The concept of reuse has already become established in many industrial sectors: truck tarpaulins become bags, plastic bottles are turned into shoes and jackets, and old clothes are used to make vehicle insulation. A recycling-oriented open source modular toolkit goes one step further. Here, there is no need for individual components to be put through a recycling process: After a cost-effective remanufacturing process, they can be reused in their entirety. This is achieved, for example, by using corrosion-resistant and low-fatigue materials such as fiber-plastic composites. The components are connected to each other by means of standardized interfaces. This makes the regular production of various new components superfluous, and the problem-free exchange of modules possible.
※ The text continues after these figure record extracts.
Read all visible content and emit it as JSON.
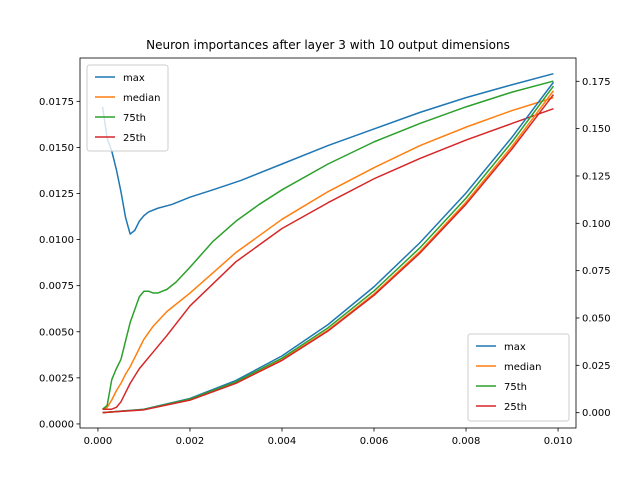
{
  "chart_data": {
    "type": "line",
    "title": "Neuron importances after layer 3 with 10 output dimensions",
    "xlabel": "",
    "ylabel": "",
    "xlim": [
      -0.00039,
      0.01039
    ],
    "x_ticks": [
      0.0,
      0.002,
      0.004,
      0.006,
      0.008,
      0.01
    ],
    "x_tick_labels": [
      "0.000",
      "0.002",
      "0.004",
      "0.006",
      "0.008",
      "0.010"
    ],
    "left_axis": {
      "ylim": [
        -0.00022,
        0.01985
      ],
      "ticks": [
        0.0,
        0.0025,
        0.005,
        0.0075,
        0.01,
        0.0125,
        0.015,
        0.0175
      ],
      "tick_labels": [
        "0.0000",
        "0.0025",
        "0.0050",
        "0.0075",
        "0.0100",
        "0.0125",
        "0.0150",
        "0.0175"
      ],
      "legend_location": "upper-left",
      "series": [
        {
          "name": "max",
          "color": "#1f77b4",
          "x": [
            0.0001,
            0.0002,
            0.0003,
            0.0004,
            0.0005,
            0.0006,
            0.0007,
            0.0008,
            0.0009,
            0.001,
            0.0011,
            0.0013,
            0.0016,
            0.002,
            0.0025,
            0.0031,
            0.004,
            0.005,
            0.006,
            0.007,
            0.008,
            0.009,
            0.0099
          ],
          "y": [
            0.0172,
            0.0155,
            0.0148,
            0.0138,
            0.0126,
            0.0112,
            0.0103,
            0.0105,
            0.011,
            0.0113,
            0.0115,
            0.0117,
            0.0119,
            0.0123,
            0.0127,
            0.0132,
            0.0141,
            0.0151,
            0.016,
            0.0169,
            0.0177,
            0.0184,
            0.019
          ]
        },
        {
          "name": "median",
          "color": "#ff7f0e",
          "x": [
            0.0001,
            0.0002,
            0.0003,
            0.0004,
            0.0005,
            0.0006,
            0.0007,
            0.0008,
            0.0009,
            0.001,
            0.0012,
            0.0015,
            0.002,
            0.0025,
            0.003,
            0.004,
            0.005,
            0.006,
            0.007,
            0.008,
            0.009,
            0.0099
          ],
          "y": [
            0.0008,
            0.0009,
            0.0013,
            0.0018,
            0.0022,
            0.0027,
            0.0031,
            0.0036,
            0.0041,
            0.0046,
            0.0053,
            0.0061,
            0.0071,
            0.0082,
            0.0093,
            0.0111,
            0.0126,
            0.0139,
            0.0151,
            0.0161,
            0.017,
            0.0177
          ]
        },
        {
          "name": "75th",
          "color": "#2ca02c",
          "x": [
            0.0001,
            0.0002,
            0.0003,
            0.0004,
            0.0005,
            0.0006,
            0.0007,
            0.0008,
            0.0009,
            0.001,
            0.0011,
            0.0012,
            0.0013,
            0.0014,
            0.0015,
            0.0017,
            0.002,
            0.0025,
            0.003,
            0.0035,
            0.004,
            0.005,
            0.006,
            0.007,
            0.008,
            0.009,
            0.0099
          ],
          "y": [
            0.0008,
            0.001,
            0.0024,
            0.003,
            0.0035,
            0.0045,
            0.0055,
            0.0062,
            0.0069,
            0.0072,
            0.0072,
            0.0071,
            0.0071,
            0.0072,
            0.0073,
            0.0077,
            0.0085,
            0.0099,
            0.011,
            0.0119,
            0.0127,
            0.0141,
            0.0153,
            0.0163,
            0.0172,
            0.018,
            0.0186
          ]
        },
        {
          "name": "25th",
          "color": "#d62728",
          "x": [
            0.0001,
            0.0002,
            0.0003,
            0.0004,
            0.0005,
            0.0006,
            0.0007,
            0.0008,
            0.0009,
            0.001,
            0.0012,
            0.0015,
            0.002,
            0.0025,
            0.003,
            0.004,
            0.005,
            0.006,
            0.007,
            0.008,
            0.009,
            0.0099
          ],
          "y": [
            0.0008,
            0.0008,
            0.0008,
            0.0009,
            0.0012,
            0.0017,
            0.0022,
            0.0026,
            0.003,
            0.0033,
            0.0039,
            0.0048,
            0.0064,
            0.0076,
            0.0088,
            0.0106,
            0.012,
            0.0133,
            0.0144,
            0.0154,
            0.0163,
            0.0171
          ]
        }
      ]
    },
    "right_axis": {
      "ylim": [
        -0.0081,
        0.1873
      ],
      "ticks": [
        0.0,
        0.025,
        0.05,
        0.075,
        0.1,
        0.125,
        0.15,
        0.175
      ],
      "tick_labels": [
        "0.000",
        "0.025",
        "0.050",
        "0.075",
        "0.100",
        "0.125",
        "0.150",
        "0.175"
      ],
      "legend_location": "lower-right",
      "series": [
        {
          "name": "max",
          "color": "#1f77b4",
          "x": [
            0.0001,
            0.001,
            0.002,
            0.003,
            0.004,
            0.005,
            0.006,
            0.007,
            0.008,
            0.009,
            0.0099
          ],
          "y": [
            0.0,
            0.0018,
            0.0075,
            0.017,
            0.03,
            0.0465,
            0.0665,
            0.0898,
            0.116,
            0.1455,
            0.1745
          ]
        },
        {
          "name": "median",
          "color": "#ff7f0e",
          "x": [
            0.0001,
            0.001,
            0.002,
            0.003,
            0.004,
            0.005,
            0.006,
            0.007,
            0.008,
            0.009,
            0.0099
          ],
          "y": [
            0.0,
            0.0016,
            0.0068,
            0.0158,
            0.028,
            0.0436,
            0.0627,
            0.0852,
            0.1112,
            0.1407,
            0.17
          ]
        },
        {
          "name": "75th",
          "color": "#2ca02c",
          "x": [
            0.0001,
            0.001,
            0.002,
            0.003,
            0.004,
            0.005,
            0.006,
            0.007,
            0.008,
            0.009,
            0.0099
          ],
          "y": [
            0.0,
            0.0017,
            0.0072,
            0.0163,
            0.0288,
            0.0448,
            0.0643,
            0.0871,
            0.1133,
            0.143,
            0.1725
          ]
        },
        {
          "name": "25th",
          "color": "#d62728",
          "x": [
            0.0001,
            0.001,
            0.002,
            0.003,
            0.004,
            0.005,
            0.006,
            0.007,
            0.008,
            0.009,
            0.0099
          ],
          "y": [
            0.0,
            0.0015,
            0.0066,
            0.0155,
            0.0276,
            0.0431,
            0.062,
            0.0843,
            0.1101,
            0.1393,
            0.168
          ]
        }
      ]
    },
    "grid": false
  }
}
This type of remanufacturing and reuse represents both a sustainable concept for resource conservation and a sustainable example of circular economy.
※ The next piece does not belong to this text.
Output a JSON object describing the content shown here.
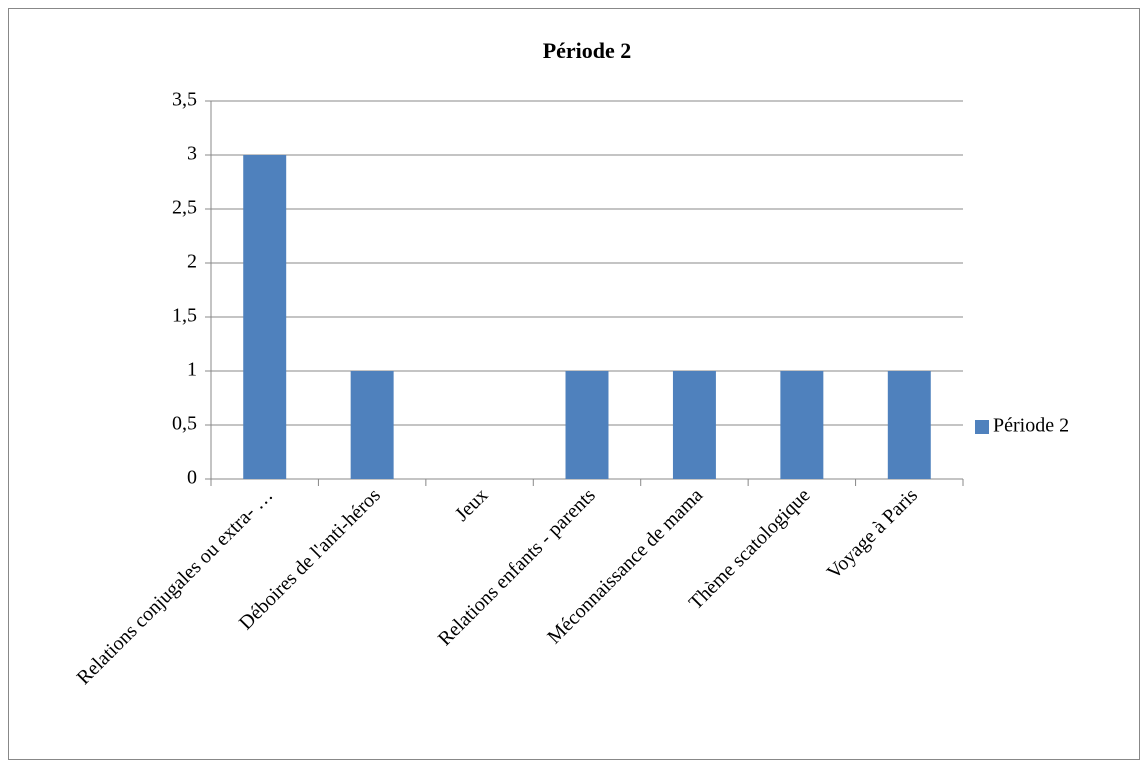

The Solution: Modularize & reuse

The "KOSEL" project was carried out by the EDAG Group in cooperation with the following partners: INVENT GmbH, Fraunhofer IWU, Röchling EP, BSMRG GmbH, the Emden-Leer University of Applied Sciences and Dresden University of Technology, and was funded by the Federal Ministry of Education and Research (BMBF).

The innovative recycling-oriented open-source modular solution for a vehicle platform for electric pool vehicles has proved effective at many levels.

With a life cycle of up to a million kilometers and up to 30 years, the CO2 footprint can be significantly reduced. The modular system also makes it possible to put the vehicle to flexible use, either as a delivery truck or to transport passengers.

In the event of a defect or wear and tear, individual components or entire vehicle segments can be easily replaced. This keeps repair costs low. Not producing new parts also contributes to this, resulting in a considerable cost reduction over the total service life of a vehicle and the entire vehicle fleet. This in turn has a positive effect on a fleet operator's ability to compete.

Which leaves the aspect of the positive impact on the environment: In an examination covering three vehicle life cycles in the course of 30 years, the Chair of Energy Economics at the Dresden University of Technology was able to show that significant advantages result if the product life cycle of individual components is extended over several vehicle generations. The comparison dealt with both the different concepts and the possibility of recycling. It should be noted that not all material combinations provide the required service life.

The results speak for themselves: The analysis of the modular system shows a reduction of more than 60 %, in particular as a result of recycling. This shows a distinct advantage for the environment, which can only be realized through circular economy.

In 2023, we received the ATZ Sustainability Award in Automotive in recognition of these results.